Gutiérrez: I am full of energy and very hungry to race
Esteban Gutiérrez has a new lease on life with his appointment as Haas F1 Team driver for 2016, and the Mexican intends to seize the opportunity to prove he deserves to be in Formula 1. He spoke ahead of his new team’s first test at Barcelona next week.
What are your expectations for the Barcelona test?
We expect to run the car as many laps as possible. This will be our priority, as we need to be sure to sort all the possible issues we may have in order to fix them on time. It will be very interesting to develop our car setup through the tests in preparation ahead of the first race. I am sure we will have plenty of work to do. At the same time, the most important thing will be to always stay together as a team in order to be very efficient with our progress.
How much are you looking forward to developing a race car that you’re going to drive for an entire season?
I feel very excited after a complete season as a reserve driver. I am full of energy, full of ideas and very hungry to race. The development of our car from the beginning will be crucial in order to start the season confident that we have done our job as a team to prepare in the best way possible.
As the third driver at Ferrari last year, what did you do to stay prepared for a return to the cockpit?
I focused a lot on my preparation. Basically, anything that will bring me as close as if I were driving. I did a lot of karting, also tested quite a few days in Fiorano with old F1 cars and a lot of days in the simulator in Maranello. Ahead of every race I even tried my best to put my mindset as if I was going to race, and I used my imagination to keep my mind sharp. I used all the time that I had to observe the whole team, mainly the drivers in order to learn the best things from them.

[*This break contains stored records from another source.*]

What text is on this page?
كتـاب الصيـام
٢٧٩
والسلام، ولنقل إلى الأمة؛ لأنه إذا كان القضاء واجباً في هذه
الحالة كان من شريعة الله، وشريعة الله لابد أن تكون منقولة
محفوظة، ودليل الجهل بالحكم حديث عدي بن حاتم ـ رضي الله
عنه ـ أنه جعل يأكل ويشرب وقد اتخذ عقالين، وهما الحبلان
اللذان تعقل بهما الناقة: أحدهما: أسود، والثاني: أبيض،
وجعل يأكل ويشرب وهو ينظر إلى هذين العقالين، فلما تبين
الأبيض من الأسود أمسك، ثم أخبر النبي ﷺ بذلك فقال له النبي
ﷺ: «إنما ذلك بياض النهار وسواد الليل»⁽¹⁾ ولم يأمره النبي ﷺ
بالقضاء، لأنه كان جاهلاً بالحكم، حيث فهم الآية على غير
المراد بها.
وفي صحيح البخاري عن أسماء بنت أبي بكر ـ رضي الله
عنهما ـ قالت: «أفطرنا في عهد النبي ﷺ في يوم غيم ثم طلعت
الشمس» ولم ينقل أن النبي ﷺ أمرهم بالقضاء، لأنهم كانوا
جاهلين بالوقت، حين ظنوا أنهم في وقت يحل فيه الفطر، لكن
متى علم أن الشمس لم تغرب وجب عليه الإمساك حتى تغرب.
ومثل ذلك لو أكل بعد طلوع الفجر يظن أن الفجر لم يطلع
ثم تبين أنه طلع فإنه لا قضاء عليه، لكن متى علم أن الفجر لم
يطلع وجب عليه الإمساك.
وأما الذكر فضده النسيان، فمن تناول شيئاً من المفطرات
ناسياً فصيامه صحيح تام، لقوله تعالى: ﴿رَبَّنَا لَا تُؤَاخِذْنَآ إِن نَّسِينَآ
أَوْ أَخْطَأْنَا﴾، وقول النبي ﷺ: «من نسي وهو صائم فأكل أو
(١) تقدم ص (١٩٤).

Describe a lap around Barcelona…
Barcelona is a track we use a lot for testing. It’s probably the track that I have done the most laps in my career. You come into the first section into turn one, focused on the entry speed and also the line, in preparation for turn two and turn three, which is crucial in order to have a good exit out of the famous and fast turn three of Barcelona. Approaching into turn four, you have a very sharp brake to turn in very quickly, carrying the speed into the corner. The exit is very long with a lot of load on the rear tires. You arrive into turn five, it’s a bit downhill, quite a slow corner, on braking you don’t really see the entry well and, at the same time, it is very important not to miss the apex. Turn seven is very sharp. The corner has some banking, which makes it faster than what you can see from outside approaching. Then into turn nine, it’s up hill. You turn in with very small brake, and a short lift on the throttle. The exit is a bit blind, and the car usually is moving around, trying to go on power as quickly as possible and a very, very fast corner. From turn 10 onward, you have the first sector which is usually very challenging because of the tire temperatures. You have the tires heated up from the previous two sectors and it makes it the most important and challenging part of the track because it’s where you can gain or lose a lot of time as it is the most technical part of the track.
How did you spend your off-season?
I spent my off-season together with my family in my home town of Monterrey. I also used that time to relax, but at the same time, I continue my physical preparation, as it’s really the best moment of the year to get a good rhythm before all the traveling starts for the season. I also enjoyed some karting days, some days at my ranch with my friends, so all in all it was a great time to get filled up with energy before the season starts.